The Magic Pinata. For decades, the UAW has treated their employers like a "magic pinata" that they whack during every contract negotiation for the purpose of extracting goodies. The pinata, in hopes of not breaking entirely, releases some goodies in exchange for the UAW's cessation of the whacking. The "goodies" have been increased wages and benefits and, over time, more job security. The periodic whacking has been enormously successful as employees at all of these companies have become the highest paid and most secure automobile manufacturing employees in the world, far out stripping the Japanese and the Germans (whose companies, incidentally are actually making money).

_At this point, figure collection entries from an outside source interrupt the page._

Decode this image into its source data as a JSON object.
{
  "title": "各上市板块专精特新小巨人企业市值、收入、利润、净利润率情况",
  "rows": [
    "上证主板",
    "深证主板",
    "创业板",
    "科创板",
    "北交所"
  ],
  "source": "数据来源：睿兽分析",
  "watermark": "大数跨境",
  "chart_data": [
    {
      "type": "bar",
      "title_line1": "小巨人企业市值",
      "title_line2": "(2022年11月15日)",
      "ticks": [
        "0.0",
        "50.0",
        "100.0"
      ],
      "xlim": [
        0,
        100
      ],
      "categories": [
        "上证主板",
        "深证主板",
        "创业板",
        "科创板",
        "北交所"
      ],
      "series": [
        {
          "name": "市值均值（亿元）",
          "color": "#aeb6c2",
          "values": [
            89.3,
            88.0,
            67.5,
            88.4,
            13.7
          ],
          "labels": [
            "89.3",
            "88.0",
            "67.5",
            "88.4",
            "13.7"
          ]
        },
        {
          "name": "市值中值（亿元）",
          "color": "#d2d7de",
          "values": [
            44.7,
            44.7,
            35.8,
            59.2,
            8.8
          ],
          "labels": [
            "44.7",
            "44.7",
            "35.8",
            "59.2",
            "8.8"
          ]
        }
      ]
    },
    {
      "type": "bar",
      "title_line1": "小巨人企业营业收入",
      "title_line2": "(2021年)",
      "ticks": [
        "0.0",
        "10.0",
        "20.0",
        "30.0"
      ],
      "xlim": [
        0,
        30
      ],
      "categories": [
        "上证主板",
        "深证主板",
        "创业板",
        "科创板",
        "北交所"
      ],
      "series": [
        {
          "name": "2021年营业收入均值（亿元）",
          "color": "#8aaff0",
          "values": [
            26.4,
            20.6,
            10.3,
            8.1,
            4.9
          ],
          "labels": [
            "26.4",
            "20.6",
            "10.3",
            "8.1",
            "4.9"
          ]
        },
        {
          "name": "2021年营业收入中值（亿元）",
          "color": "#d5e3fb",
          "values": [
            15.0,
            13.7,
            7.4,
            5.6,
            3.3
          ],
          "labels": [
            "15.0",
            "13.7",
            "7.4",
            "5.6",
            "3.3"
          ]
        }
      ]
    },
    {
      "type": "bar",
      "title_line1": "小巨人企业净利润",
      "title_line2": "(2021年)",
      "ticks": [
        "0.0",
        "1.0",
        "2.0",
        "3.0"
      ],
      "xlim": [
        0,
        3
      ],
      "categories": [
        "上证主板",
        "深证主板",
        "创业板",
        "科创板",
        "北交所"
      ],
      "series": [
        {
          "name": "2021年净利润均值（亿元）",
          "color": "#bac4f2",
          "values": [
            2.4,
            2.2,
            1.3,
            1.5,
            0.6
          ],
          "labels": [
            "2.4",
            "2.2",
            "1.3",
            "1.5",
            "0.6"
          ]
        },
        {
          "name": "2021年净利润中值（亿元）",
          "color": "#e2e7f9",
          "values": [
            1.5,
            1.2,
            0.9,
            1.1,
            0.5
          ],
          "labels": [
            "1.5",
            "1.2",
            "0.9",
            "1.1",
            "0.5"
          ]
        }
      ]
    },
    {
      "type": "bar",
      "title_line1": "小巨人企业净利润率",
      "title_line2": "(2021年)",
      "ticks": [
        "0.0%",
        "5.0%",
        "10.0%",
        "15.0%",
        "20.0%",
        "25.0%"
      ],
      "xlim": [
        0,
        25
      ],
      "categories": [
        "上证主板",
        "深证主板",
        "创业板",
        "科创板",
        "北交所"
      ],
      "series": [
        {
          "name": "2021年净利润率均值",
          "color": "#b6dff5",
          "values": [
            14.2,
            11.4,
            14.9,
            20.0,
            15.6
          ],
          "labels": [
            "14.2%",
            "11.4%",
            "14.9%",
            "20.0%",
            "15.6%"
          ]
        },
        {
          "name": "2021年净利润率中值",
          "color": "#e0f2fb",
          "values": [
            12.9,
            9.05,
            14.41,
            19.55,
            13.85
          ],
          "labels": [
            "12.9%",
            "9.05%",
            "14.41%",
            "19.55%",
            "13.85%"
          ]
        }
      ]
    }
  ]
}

Now, we find that those whackings have, over time, left the collective pinata empty. The unions, just as any other Socialist entity, had no foresight and no conception of the source of their largess and now they have to face the fact that there never was a "magic pinata" after all. Pardon me if I cannot muster any empathy for them or their plight.
The Profit Motive. The companies in question seemingly have lost touch with THE basic premise of business; the profit motive. They continued to sell cars at a loss, thinking, apparently, that they could "make it up on volume". This is insanity, squared. The graph below, from a "Corner" post by Jim Manzi, sums up very clearly the automakers' current situation (click on graph to enlarge).
The sad truth is that even if these automakers were intending to invest the profits from the millions of SUVs they have been foisting upon the American public for the past few years into into research and development, there never were any profits to invest!
Both the UAW and The Automakers have lived in a fantasy world for far too long. Each has forgotten the basic rules of the game and each has operated under the notion that they are "too big to fail". They are not.
It's time for both of these dinosaurs to either develop into viable and productive inhabitants of the 21st Century, or sink into the tar pit of history. They have the option of taking Chapter 11 bankruptcy which will force both the UAW and The Automakers to either embrace a workable business model and cooperate in the interest of their common survival, or die.If they reorganize into a viable and profitable enterprise, they will be a shining example of what can be accomplished with common sense, common purpose and the true miracle of capitalism. If they choose death, let them be a cautionary tale about the pitfalls of excess. Either way we, as Americans, win.
UPDATE: While not in the same words, it appears that Mitt Romney has a similar stance.